In an HR context, Viva is interesting because it provides enhanced HR analytics creating rich and customized insights about employee experience by combining workplace analytics with other operational insights that champion effective and healthier work habits.
– Andreas Aksglæde Stahl, Public Sector Industry Lead at Microsoft Denmark
The digital Swiss knife called Viva
Andreas Aksglæde Stahl is newly appointed Public Sector Industry Lead at Microsoft Denmark but with in-depth knowledge about modern work. As the last speaker, he touched upon the concrete tools that can increase the employee’s feeling of inclusion.

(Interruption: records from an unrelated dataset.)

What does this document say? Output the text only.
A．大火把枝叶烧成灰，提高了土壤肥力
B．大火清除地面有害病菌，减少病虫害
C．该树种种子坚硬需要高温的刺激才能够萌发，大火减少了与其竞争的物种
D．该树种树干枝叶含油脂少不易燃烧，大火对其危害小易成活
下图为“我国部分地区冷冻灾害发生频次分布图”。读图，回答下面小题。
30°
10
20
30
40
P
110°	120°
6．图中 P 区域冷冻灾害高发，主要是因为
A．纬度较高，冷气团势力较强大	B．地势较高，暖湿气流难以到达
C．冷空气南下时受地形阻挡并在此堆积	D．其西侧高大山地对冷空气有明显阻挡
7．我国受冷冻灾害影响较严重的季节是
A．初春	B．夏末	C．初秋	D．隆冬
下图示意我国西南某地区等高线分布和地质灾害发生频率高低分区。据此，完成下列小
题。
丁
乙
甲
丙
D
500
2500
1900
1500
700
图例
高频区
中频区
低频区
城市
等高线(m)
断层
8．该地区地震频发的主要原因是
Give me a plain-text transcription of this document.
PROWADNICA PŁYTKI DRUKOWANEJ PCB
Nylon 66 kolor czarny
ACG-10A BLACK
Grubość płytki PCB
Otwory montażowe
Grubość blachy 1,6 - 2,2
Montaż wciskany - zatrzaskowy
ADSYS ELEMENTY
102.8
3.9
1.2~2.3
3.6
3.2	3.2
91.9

“250 million people are using Teams and the number is increasing. That provides us with unique data insights about behavior that are very interesting in a hybrid working environment”, Andreas says and stresses that our demands for the tools we need have increased:
“We need tools that get the job done effectively but that also help us connect with customers and colleagues, that help us learn and improve and that keep us up to speed with what’s going on in the organization when we are not all working in the office at the same time”. Andreas talks about an employee experience platform that helps organizations create a thriving culture with engaged employees. “That’s essentially why we have introduced Microsoft Viva that is built on top of Teams, that most have grown accustomed to the past years”, he says and adds:
“In an HR context, Viva is interesting because it provides enhanced HR analytics creating rich and customized insights about employee experience by combining workplace analytics with other operational insights that champion effective and healthier work habits”. And that’s really what it’s all about, Andreas concludes: “Creating better, healthier and more inclusive ways of working using both technologies but first and foremost by listening to what employee needs to feel like a truly integrated part of the organization – no matter where they are working from.”